Of course neither is going to happen in the short term. Yes, there is some significant disruption in the work force, and increasingly the jobs are going to go to the creative or innovative. Learn how to program a CNC mill rather than run a manual one. Learn how to diagnose plumbing problems rather than putting the plumbing into a standardized ship.

Your main problem appears to be that market forces don't actually care if a given individual starves.
-- MechE, Jun 05 2013


//We might even consider live theater to me close enough to zero to just call it zero in terms of its relevance to the economy.//

I would also debate this argument. SAG has a total membership on the order of 180,000, Actor's Equity has a membership of about 50,000. I don't have the time or the detailed knowledge to go through all the relevant unions, and I don't argue that Movies and Television employ more people than live theatre, but not so many more that you can afford to ignore live theatre all together.
-- MechE, Jun 05 2013


There are some ideas which are so wrong that the interesting game is not to prove them wrong, but rather to enjoy the meta-argument about the neatest way in which to encapsulate their wrongness.

St Anselm's Ontological Argument is one and Head Pay is another.

To this point, most of the observations have been about how this idea won't work at the level of practical economics - which, of course, it won't. However, the idea could also be attacked much earlier, in its premises - the first is a vacuous tautology and the third is untrue.

Should we, then, focus on the wrongness of the premises, or on the wrongness of the idea derived from them?

Alternatively, we could treat the whole thing as an interesting counter-factual; in an alternative universe, where the premises were true, could the idea be derived from them, or is the derivation process itself as broken as its start and end points?
-- pertinax, Jun 06 2013


//To this point, most of the observations have been about how this idea won't work at the level of practical economics//

Of course, we could say this about any idea, and many do.
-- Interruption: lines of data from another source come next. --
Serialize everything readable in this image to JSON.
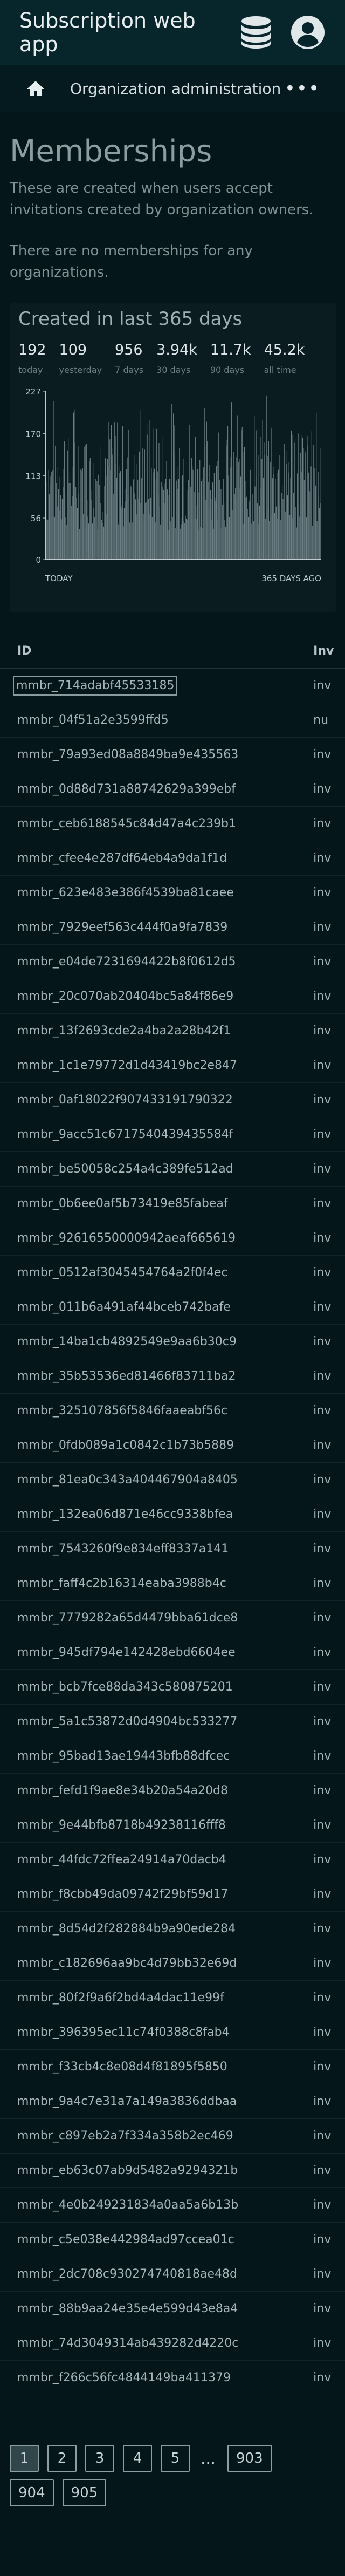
{
  "app": {
    "title": "Subscription web app"
  },
  "nav": {
    "title": "Organization administration",
    "more": "•••"
  },
  "page": {
    "title": "Memberships",
    "description": "These are created when users accept invitations created by organization owners.",
    "empty_text": "There are no memberships for any organizations."
  },
  "stats": {
    "title": "Created in last 365 days",
    "items": [
      {
        "value": "192",
        "label": "today"
      },
      {
        "value": "109",
        "label": "yesterday"
      },
      {
        "value": "956",
        "label": "7 days"
      },
      {
        "value": "3.94k",
        "label": "30 days"
      },
      {
        "value": "11.7k",
        "label": "90 days"
      },
      {
        "value": "45.2k",
        "label": "all time"
      }
    ]
  },
  "chart_data": {
    "type": "bar",
    "title": "",
    "xlabel": "",
    "ylabel": "",
    "ylim": [
      0,
      227
    ],
    "y_ticks": [
      "227",
      "170",
      "113",
      "56",
      "0"
    ],
    "x_tick_labels": [
      "TODAY",
      "365 DAYS AGO"
    ],
    "bar_count": 365,
    "bar_color": "#6d8085",
    "axis_color": "#c0ccce"
  },
  "table": {
    "columns": [
      "ID",
      "Inv"
    ],
    "rows": [
      [
        "mmbr_714adabf45533185",
        "inv"
      ],
      [
        "mmbr_04f51a2e3599ffd5",
        "nu"
      ],
      [
        "mmbr_79a93ed08a8849ba9e435563",
        "inv"
      ],
      [
        "mmbr_0d88d731a88742629a399ebf",
        "inv"
      ],
      [
        "mmbr_ceb6188545c84d47a4c239b1",
        "inv"
      ],
      [
        "mmbr_cfee4e287df64eb4a9da1f1d",
        "inv"
      ],
      [
        "mmbr_623e483e386f4539ba81caee",
        "inv"
      ],
      [
        "mmbr_7929eef563c444f0a9fa7839",
        "inv"
      ],
      [
        "mmbr_e04de7231694422b8f0612d5",
        "inv"
      ],
      [
        "mmbr_20c070ab20404bc5a84f86e9",
        "inv"
      ],
      [
        "mmbr_13f2693cde2a4ba2a28b42f1",
        "inv"
      ],
      [
        "mmbr_1c1e79772d1d43419bc2e847",
        "inv"
      ],
      [
        "mmbr_0af18022f907433191790322",
        "inv"
      ],
      [
        "mmbr_9acc51c6717540439435584f",
        "inv"
      ],
      [
        "mmbr_be50058c254a4c389fe512ad",
        "inv"
      ],
      [
        "mmbr_0b6ee0af5b73419e85fabeaf",
        "inv"
      ],
      [
        "mmbr_92616550000942aeaf665619",
        "inv"
      ],
      [
        "mmbr_0512af3045454764a2f0f4ec",
        "inv"
      ],
      [
        "mmbr_011b6a491af44bceb742bafe",
        "inv"
      ],
      [
        "mmbr_14ba1cb4892549e9aa6b30c9",
        "inv"
      ],
      [
        "mmbr_35b53536ed81466f83711ba2",
        "inv"
      ],
      [
        "mmbr_325107856f5846faaeabf56c",
        "inv"
      ],
      [
        "mmbr_0fdb089a1c0842c1b73b5889",
        "inv"
      ],
      [
        "mmbr_81ea0c343a404467904a8405",
        "inv"
      ],
      [
        "mmbr_132ea06d871e46cc9338bfea",
        "inv"
      ],
      [
        "mmbr_7543260f9e834eff8337a141",
        "inv"
      ],
      [
        "mmbr_faff4c2b16314eaba3988b4c",
        "inv"
      ],
      [
        "mmbr_7779282a65d4479bba61dce8",
        "inv"
      ],
      [
        "mmbr_945df794e142428ebd6604ee",
        "inv"
      ],
      [
        "mmbr_bcb7fce88da343c580875201",
        "inv"
      ],
      [
        "mmbr_5a1c53872d0d4904bc533277",
        "inv"
      ],
      [
        "mmbr_95bad13ae19443bfb88dfcec",
        "inv"
      ],
      [
        "mmbr_fefd1f9ae8e34b20a54a20d8",
        "inv"
      ],
      [
        "mmbr_9e44bfb8718b49238116fff8",
        "inv"
      ],
      [
        "mmbr_44fdc72ffea24914a70dacb4",
        "inv"
      ],
      [
        "mmbr_f8cbb49da09742f29bf59d17",
        "inv"
      ],
      [
        "mmbr_8d54d2f282884b9a90ede284",
        "inv"
      ],
      [
        "mmbr_c182696aa9bc4d79bb32e69d",
        "inv"
      ],
      [
        "mmbr_80f2f9a6f2bd4a4dac11e99f",
        "inv"
      ],
      [
        "mmbr_396395ec11c74f0388c8fab4",
        "inv"
      ],
      [
        "mmbr_f33cb4c8e08d4f81895f5850",
        "inv"
      ],
      [
        "mmbr_9a4c7e31a7a149a3836ddbaa",
        "inv"
      ],
      [
        "mmbr_c897eb2a7f334a358b2ec469",
        "inv"
      ],
      [
        "mmbr_eb63c07ab9d5482a9294321b",
        "inv"
      ],
      [
        "mmbr_4e0b249231834a0aa5a6b13b",
        "inv"
      ],
      [
        "mmbr_c5e038e442984ad97cceа01c",
        "inv"
      ],
      [
        "mmbr_2dc708c930274740818ae48d",
        "inv"
      ],
      [
        "mmbr_88b9aa24e35e4e599d43e8a4",
        "inv"
      ],
      [
        "mmbr_74d3049314ab439282d4220c",
        "inv"
      ],
      [
        "mmbr_f266c56fc4844149ba411379",
        "inv"
      ]
    ]
  },
  "pagination": {
    "pages": [
      "1",
      "2",
      "3",
      "4",
      "5"
    ],
    "ellipsis": "…",
    "tail_pages": [
      "903",
      "904",
      "905"
    ],
    "current": "1"
  },
  "colors": {
    "background": "#04161a",
    "topbar": "#06262b",
    "navbar": "#041a1e"
  }
}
What I am wondering is why we choose one dumb idea over another.

Head Pay may be no less a counterfactual than the proposition of our current mode of resource allocation would have been in the tenth century.

I will say that resource allocation is an effective metric for the normative assessment of an economic model or set of policies. If the proponents of one or another model aren't even concerned with resource allocation outcomes associated with their model in practice, that tells you something.

Again, all i have done is proposed a particular mechanism providing rationale for a partnership model. It really is not controversial. I see managers struggle with this all the time. They have no idea what to pay people, so they pay as little as they can get away with; essentially, letting the mass of desperate workers set the pay. This leads to a general inefficiency of resource allocation across the economy that ends up hurting even the managers themselves, as their rationale is replicated across the entire economy eventually dragging down aggregate consumption.

Keep in mind, the decision to pay as little as possible is merely one of several rationalities available to us, each with its own set of advantages, drawbacks, stupidity, magical thinking, etc. I have merely proposed one such rationality, and I believe it is novel but bun-worthy.